# Measurable Maps

Let $X$, $M$ be two metric spaces and $\nu:X\rightarrow \mathcal{M}_1(M)$, $x\mapsto \nu_x$ a map, where $\mathcal{M}_1(M)$ is the space of all probabilities over $M$ with the Boral $\sigma$-algebra, $\mathcal{M}_1(M)$ with the weak* topology. The following statements are equivalent

1. $\nu$ is measurable with respsect to the Borel $\sigma$-algebras of $X$ and $\mathcal{M}_1(M)$;

2. The map $X\rightarrow \mathbb{R}$, $x\mapsto \int \varphi d\nu_x$ is measurable, for all continuous bounded map $\varphi:M\rightarrow \mathbb{R}$;

3. The map $X\rightarrow \mathbb{R}$, $x\mapsto \int \psi d\nu_x$ is measurable, for all measurable bounded map $\psi>M\rightarrow \mathbb{R}$;

4. The map $X\rightarrow \mathbb{R}$, $x\mapsto \nu_x(E)$ is measurable, for all $E\subset M$ measurable.

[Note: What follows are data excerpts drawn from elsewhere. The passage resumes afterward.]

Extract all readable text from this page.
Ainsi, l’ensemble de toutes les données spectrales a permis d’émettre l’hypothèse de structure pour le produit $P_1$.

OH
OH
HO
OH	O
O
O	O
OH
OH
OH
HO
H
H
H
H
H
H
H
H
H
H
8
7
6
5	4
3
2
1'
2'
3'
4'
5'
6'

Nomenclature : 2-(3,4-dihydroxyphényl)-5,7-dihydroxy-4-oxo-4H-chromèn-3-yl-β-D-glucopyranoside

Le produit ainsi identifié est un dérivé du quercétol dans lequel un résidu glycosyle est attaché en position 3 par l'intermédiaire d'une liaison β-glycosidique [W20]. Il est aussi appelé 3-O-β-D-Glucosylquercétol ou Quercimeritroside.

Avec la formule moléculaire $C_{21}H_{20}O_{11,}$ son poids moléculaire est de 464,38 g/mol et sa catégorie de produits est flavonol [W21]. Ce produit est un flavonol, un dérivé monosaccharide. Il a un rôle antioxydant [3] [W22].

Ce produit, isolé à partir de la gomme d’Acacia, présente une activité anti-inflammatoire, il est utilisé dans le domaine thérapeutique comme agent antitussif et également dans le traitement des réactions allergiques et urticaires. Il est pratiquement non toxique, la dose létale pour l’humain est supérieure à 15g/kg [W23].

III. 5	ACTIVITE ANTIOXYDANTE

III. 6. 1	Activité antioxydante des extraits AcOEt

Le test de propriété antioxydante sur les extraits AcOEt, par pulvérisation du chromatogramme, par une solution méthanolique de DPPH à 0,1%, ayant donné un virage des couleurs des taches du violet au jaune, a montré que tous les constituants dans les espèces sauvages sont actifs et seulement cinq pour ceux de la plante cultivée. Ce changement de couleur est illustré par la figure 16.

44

I managed to prove some of them: $(2)\Rightarrow(1)$, $(4)\Rightarrow(3)$ and $(3)\Rightarrow(2)$.

I was trying to prove $(2)\Rightarrow(1)$ and $(2)\Rightarrow(4)$ because I think it's easier! Here are my ideas:

$(2)\Rightarrow (4):$ Given a measurable set $E\subset M$ and its characteristic map $\chi_E$, the natural approach is to approximate $\chi_E$ by a sequence of continuous maps. The problem is that it converges a.e. and I can't determine for which measure! I just just don't know how to solve this problem!

$(1)\Rightarrow (2):$ For this one I'm kind of lost! I tried to prove that the map $\mathcal{M}_1(M)\rightarrow \mathbb{R}$, $\mu\mapsto \int \varphi d\mu$, for a giver $\varphi:M\rightarrow\mathbb{R}$ continuous bounded map, is measurable but I couldn't manage to do that! (or at least measurable in $\operatorname{Im}(\nu)\cap \mathcal{M}_1(M)$)

Do you guys have any kind of idea? Any hint?

Thank you so much in advance, guys!

$(1)\Rightarrow (2)$ is immediate, given the definition of the weak* topology on $\mathcal{M}_1(M)$. For $(2)\Rightarrow (4)$, use a $\pi$-$\lambda$ argument to prove that it's enough to prove that $(2)\Rightarrow (4)$ in the special case where $E$ is closed. Then use the fact that if $E$ is a closed set in a metric space $X$, $$\lim_{n\to\infty} \max(1-n d(x,E),0)= \chi_E(x), \qquad \text{for all } x\in X.$$